Are Pritchard’s comments about Darius Miles sending the wrong message to his current young roster?
July 27th, 2008 – Dr. Anklesnap
There are a lot of fans out there that consider Darius Miles to be one of the biggest unfulfilled child prodigy’s in the history of basketball. There was a time when Miles was a high school All-American and a lot of analysts and scouts were comparing his game to that of a young Kevin Garnett or better. But ever since being drafted 3rd overall by the LA Clippers in 2000 his career has been summarized by inconsistent performances, struggles with his conditioning, concerns about his effect on team chemistry, and finally a series of knee injuries. His career finally came to an end after he underwent microfracture surgery to repair a bad knee injury. Although his current team at the time, the Portland Trail Blazers, felt he would be able to make a successful comeback, eventually doctors advised the franchise it he may never be able to play professionally again. Given the advice from doctors and the fact that Miles was considered to have personality and work ethic issues that may have a negative impact on the young players on the Blazers roster, Trail Blazers GM Kevin Pritchard decided to put Miles on waivers.
Miles had personally never believed that his career was over. He has been working diligently for the last couple of years at getting his body back into shape to be able to contribute in the league and garner another contract. Miles has worked out for a few veteran teams already, and the latest rumor has him in serious discussions with the defending champion Boston Celtics. This poses a big problem for the Portland Trail Blazers franchise. Why?
Because when Miles was determined to have a career ending injury his $18 million dollar salary under league rules came off the books for salary cap relief. Also the Trail Blazers were able to make an insurance claim that covered most of Miles salary buy-out. The problem for the Portland Trail Blazers lies in the fact that under league rules if Miles is signed now to another NBA team and plays in at least 10 games in the next two seasons the Blazers are required to pay back that $18 million out of pocket they had recovered from insurance, and the salary would be back to counting towards their salary cap.
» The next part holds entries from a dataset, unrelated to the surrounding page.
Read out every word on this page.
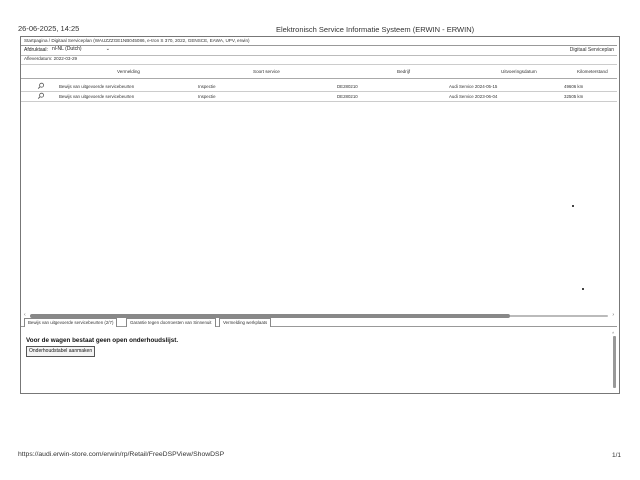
26-06-2025, 14:25	Elektronisch Service Informatie Systeem (ERWIN - ERWIN)
Startpagina / Digitaal Serviceplan (WAUZZZGE1NB045086, e-tron S 370, 2022, GENSCE, EAWA, UPV, erwin)
Afdruktaal: nl-NL (Dutch)	⌄	Digitaal Serviceplan
Afleverdatum: 2022-03-29
Vermelding	Soort service	Bedrijf	Uitvoeringsdatum	Kilometerstand
Bewijs van uitgevoerde servicebeurten	Inspectie	DE280210	Audi Service 2024-05-15	49606 km
Bewijs van uitgevoerde servicebeurten	Inspectie	DE280210	Audi Service 2023-06-04	32505 km
‹	›
Bewijs van uitgevoerde servicebeurten (2/7)	Garantie tegen doorroesten van Sinnenuit	Vermelding werkplaats
Voor de wagen bestaat geen open onderhoudslijst.
Onderhoudstabel aanmaken
˄
https://audi.erwin-store.com/erwin/rp/Retail/FreeDSPView/ShowDSP	1/1
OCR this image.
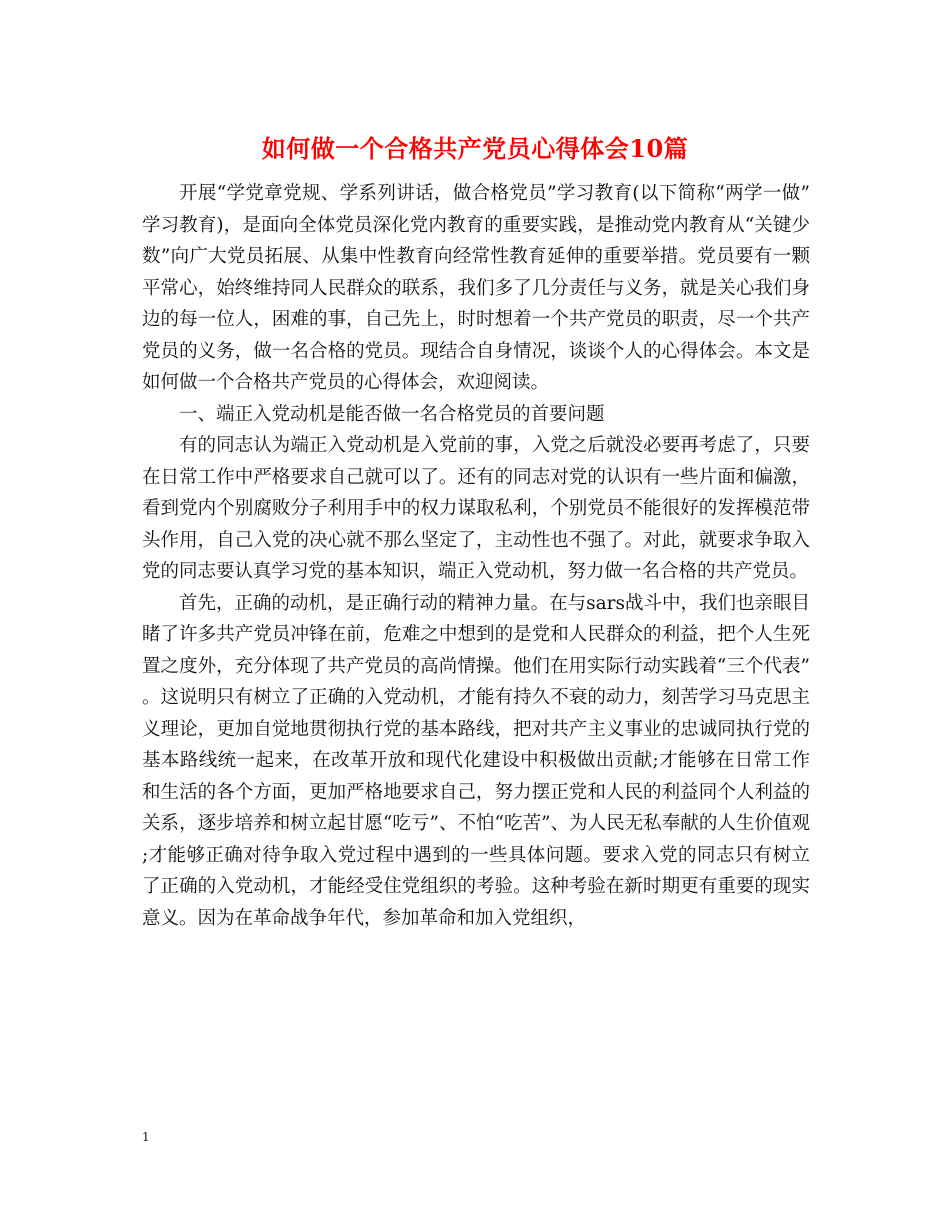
如何做一个合格共产党员心得体会10篇

开展“学党章党规、学系列讲话，做合格党员”学习教育(以下简称“两学一做”学习教育)，是面向全体党员深化党内教育的重要实践，是推动党内教育从“关键少数”向广大党员拓展、从集中性教育向经常性教育延伸的重要举措。党员要有一颗平常心，始终维持同人民群众的联系，我们多了几分责任与义务，就是关心我们身边的每一位人，困难的事，自己先上，时时想着一个共产党员的职责，尽一个共产党员的义务，做一名合格的党员。现结合自身情况，谈谈个人的心得体会。本文是如何做一个合格共产党员的心得体会，欢迎阅读。

一、端正入党动机是能否做一名合格党员的首要问题

有的同志认为端正入党动机是入党前的事，入党之后就没必要再考虑了，只要在日常工作中严格要求自己就可以了。还有的同志对党的认识有一些片面和偏激，看到党内个别腐败分子利用手中的权力谋取私利，个别党员不能很好的发挥模范带头作用，自己入党的决心就不那么坚定了，主动性也不强了。对此，就要求争取入党的同志要认真学习党的基本知识，端正入党动机，努力做一名合格的共产党员。

首先，正确的动机，是正确行动的精神力量。在与sars战斗中，我们也亲眼目睹了许多共产党员冲锋在前，危难之中想到的是党和人民群众的利益，把个人生死置之度外，充分体现了共产党员的高尚情操。他们在用实际行动实践着“三个代表”。这说明只有树立了正确的入党动机，才能有持久不衰的动力，刻苦学习马克思主义理论，更加自觉地贯彻执行党的基本路线，把对共产主义事业的忠诚同执行党的基本路线统一起来，在改革开放和现代化建设中积极做出贡献;才能够在日常工作和生活的各个方面，更加严格地要求自己，努力摆正党和人民的利益同个人利益的关系，逐步培养和树立起甘愿“吃亏”、不怕“吃苦”、为人民无私奉献的人生价值观;才能够正确对待争取入党过程中遇到的一些具体问题。要求入党的同志只有树立了正确的入党动机，才能经受住党组织的考验。这种考验在新时期更有重要的现实意义。因为在革命战争年代，参加革命和加入党组织，

1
Since the Blazers assumed Miles would stay retired they started signing their current talent to contracts based on their salary cap room. This number will drastically change if they are required to pay out the remainder of Miles contract, so they will undoubtedly be double dinged with the salary cap penalties.
A major controversy between the Portland Trail Blazers and former player Darius Miles is starting to brew. The latest is the news that the Miles camp is upset about comments made by Blazers GM Kevin Pritchard about the severity of his knee injury in an effort to deter other NBA franchises from taking a risk on signing Darius. Rumor has it that the Blazers executives behind the scenes are actively spreading the word that Miles can be a cancer to team unity and youth development. Although it is no secret that Miles has had conflicts with teammates and coaches in the past, there is nothing stronger to fan the flames than hearing it directly from a franchise’s management.
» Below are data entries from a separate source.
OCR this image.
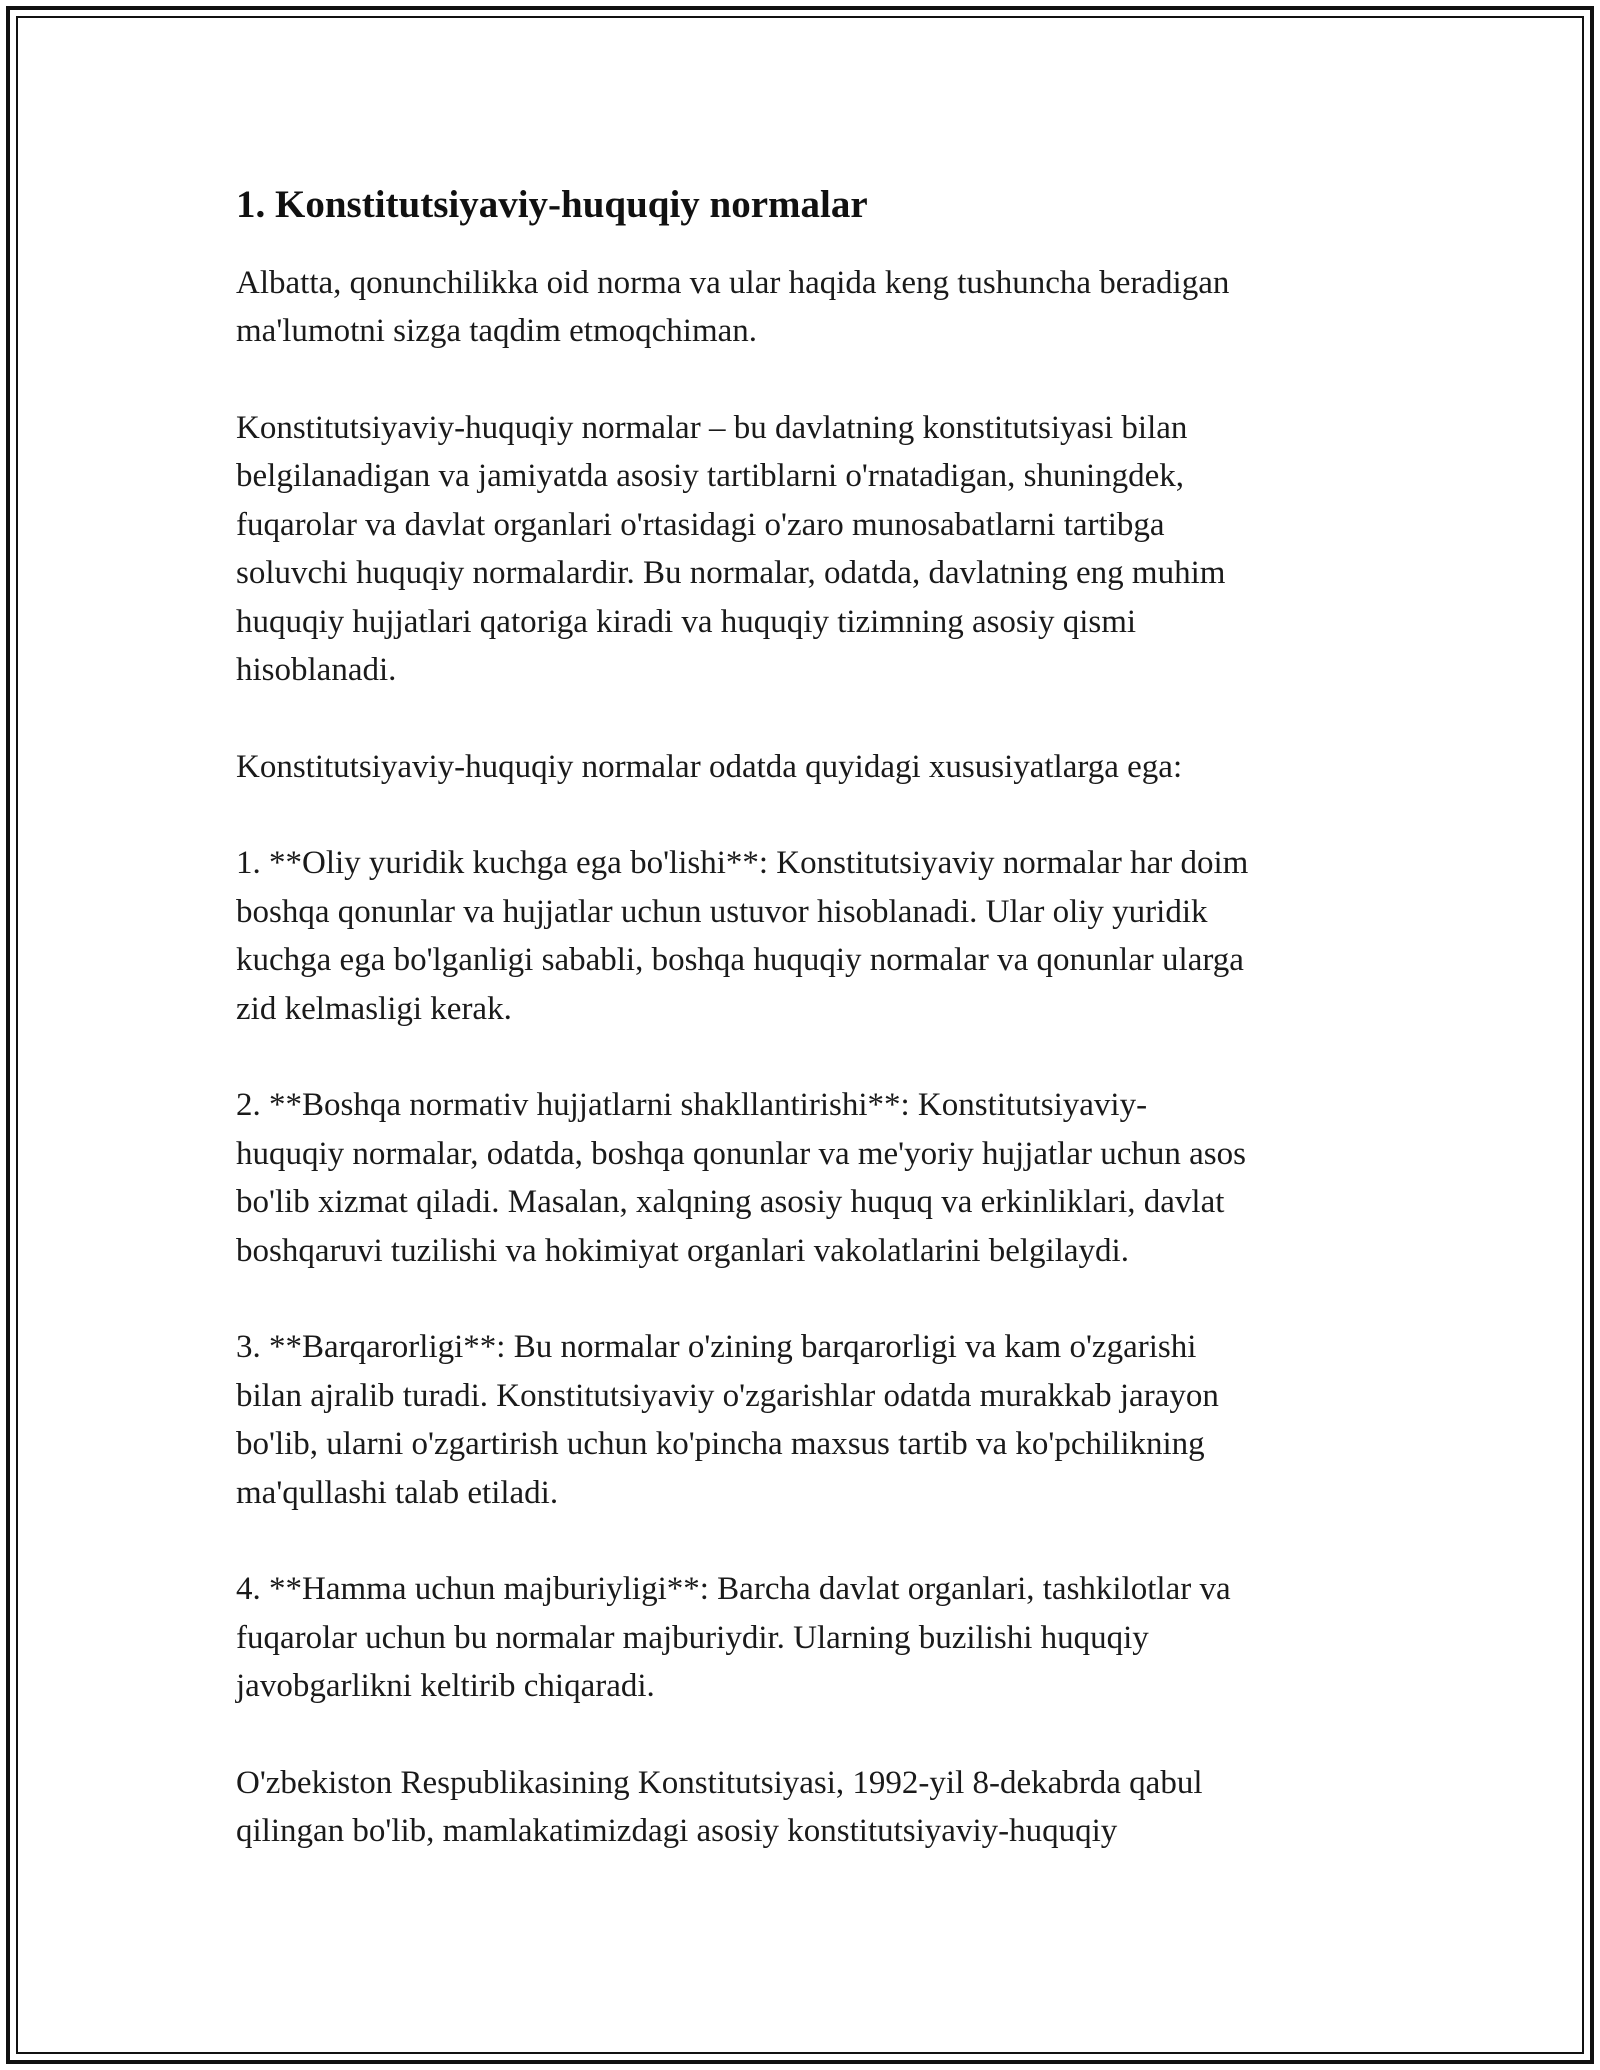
1. Konstitutsiyaviy-huquqiy normalar

Albatta, qonunchilikka oid norma va ular haqida keng tushuncha beradigan
ma'lumotni sizga taqdim etmoqchiman.

Konstitutsiyaviy-huquqiy normalar – bu davlatning konstitutsiyasi bilan
belgilanadigan va jamiyatda asosiy tartiblarni o'rnatadigan, shuningdek,
fuqarolar va davlat organlari o'rtasidagi o'zaro munosabatlarni tartibga
soluvchi huquqiy normalardir. Bu normalar, odatda, davlatning eng muhim
huquqiy hujjatlari qatoriga kiradi va huquqiy tizimning asosiy qismi
hisoblanadi.

Konstitutsiyaviy-huquqiy normalar odatda quyidagi xususiyatlarga ega:

1. **Oliy yuridik kuchga ega bo'lishi**: Konstitutsiyaviy normalar har doim
boshqa qonunlar va hujjatlar uchun ustuvor hisoblanadi. Ular oliy yuridik
kuchga ega bo'lganligi sababli, boshqa huquqiy normalar va qonunlar ularga
zid kelmasligi kerak.

2. **Boshqa normativ hujjatlarni shakllantirishi**: Konstitutsiyaviy-
huquqiy normalar, odatda, boshqa qonunlar va me'yoriy hujjatlar uchun asos
bo'lib xizmat qiladi. Masalan, xalqning asosiy huquq va erkinliklari, davlat
boshqaruvi tuzilishi va hokimiyat organlari vakolatlarini belgilaydi.

3. **Barqarorligi**: Bu normalar o'zining barqarorligi va kam o'zgarishi
bilan ajralib turadi. Konstitutsiyaviy o'zgarishlar odatda murakkab jarayon
bo'lib, ularni o'zgartirish uchun ko'pincha maxsus tartib va ko'pchilikning
ma'qullashi talab etiladi.

4. **Hamma uchun majburiyligi**: Barcha davlat organlari, tashkilotlar va
fuqarolar uchun bu normalar majburiydir. Ularning buzilishi huquqiy
javobgarlikni keltirib chiqaradi.

O'zbekiston Respublikasining Konstitutsiyasi, 1992-yil 8-dekabrda qabul
qilingan bo'lib, mamlakatimizdagi asosiy konstitutsiyaviy-huquqiy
In my mind all of this begs a very significant question for the Portland Trail Blazers management to consider that they may be overlooking. Do the comments of Trail Blazers GM Kevin Pritchard, in an effort to deter other teams from signing Miles, have a more costly effect on the team? Specifically do his comments send a message to the current roster that says: ‘this is a business, we only care about money, and not your health or careers?’ If I am Greg Oden for example and I just underwent microfracture surgery I have to take notice. What if one day Greg Oden sustains another knee injury that requires microfracture surgery, and the Blazers give him up. Would the Blazers take the same tact in preventing him from keeping his career alive? These sorts of things could play a role when a player’s contract is up and he needs to make a long term commitment to a franchise.
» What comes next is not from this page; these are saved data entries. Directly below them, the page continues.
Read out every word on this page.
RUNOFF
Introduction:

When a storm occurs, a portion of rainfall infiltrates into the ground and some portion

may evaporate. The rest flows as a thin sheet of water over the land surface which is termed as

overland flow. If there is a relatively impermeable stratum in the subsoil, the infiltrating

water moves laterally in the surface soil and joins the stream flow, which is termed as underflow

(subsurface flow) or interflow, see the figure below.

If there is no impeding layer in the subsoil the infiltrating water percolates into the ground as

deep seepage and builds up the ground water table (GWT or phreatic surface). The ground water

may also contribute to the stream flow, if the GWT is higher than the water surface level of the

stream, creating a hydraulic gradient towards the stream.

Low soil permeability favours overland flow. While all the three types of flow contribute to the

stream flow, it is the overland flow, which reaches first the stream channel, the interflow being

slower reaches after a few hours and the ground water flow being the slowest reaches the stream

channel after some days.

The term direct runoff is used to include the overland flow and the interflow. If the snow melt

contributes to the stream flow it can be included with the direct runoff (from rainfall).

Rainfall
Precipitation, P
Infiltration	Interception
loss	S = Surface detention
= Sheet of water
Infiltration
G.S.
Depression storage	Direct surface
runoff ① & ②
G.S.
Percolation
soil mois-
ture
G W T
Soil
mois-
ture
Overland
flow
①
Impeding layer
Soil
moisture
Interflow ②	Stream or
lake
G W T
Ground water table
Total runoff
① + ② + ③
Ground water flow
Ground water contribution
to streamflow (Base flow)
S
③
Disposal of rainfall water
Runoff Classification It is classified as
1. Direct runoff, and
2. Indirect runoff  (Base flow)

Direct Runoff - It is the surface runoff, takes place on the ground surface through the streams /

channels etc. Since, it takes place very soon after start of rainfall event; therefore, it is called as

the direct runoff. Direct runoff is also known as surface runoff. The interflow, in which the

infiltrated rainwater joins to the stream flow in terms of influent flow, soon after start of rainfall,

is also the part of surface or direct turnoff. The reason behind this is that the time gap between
Personally if my contract was up and I was a free agent in high demand I’d be a little more favorable to teams that have a good track record in these sorts of situations. The Chicago Bulls come to mind. Remember how well they handled the situation with Jay Williams a few years back after his motorcycle injury? John Paxson and the Bulls negotiated a buy-out with Jay Williams for the majority of his contract regardless of the fact that he was restricted from riding a motorcycle in his contract. The Bulls could have easily filed a contract dispute to void their financial responsibility to Jay Williams. But to the Bulls it wasn’t about the money, they took care of their own! And even if the young talent in the NBA does not take notice of these events, I guarantee every player’s agent in does as this is what they are paid to take note of in taking care of the future of their clients.
So I pose the question to you, is the Trail Blazers GM Kevin Pritchard’s comments and actions as of late sending the wrong message to this young up and coming roster?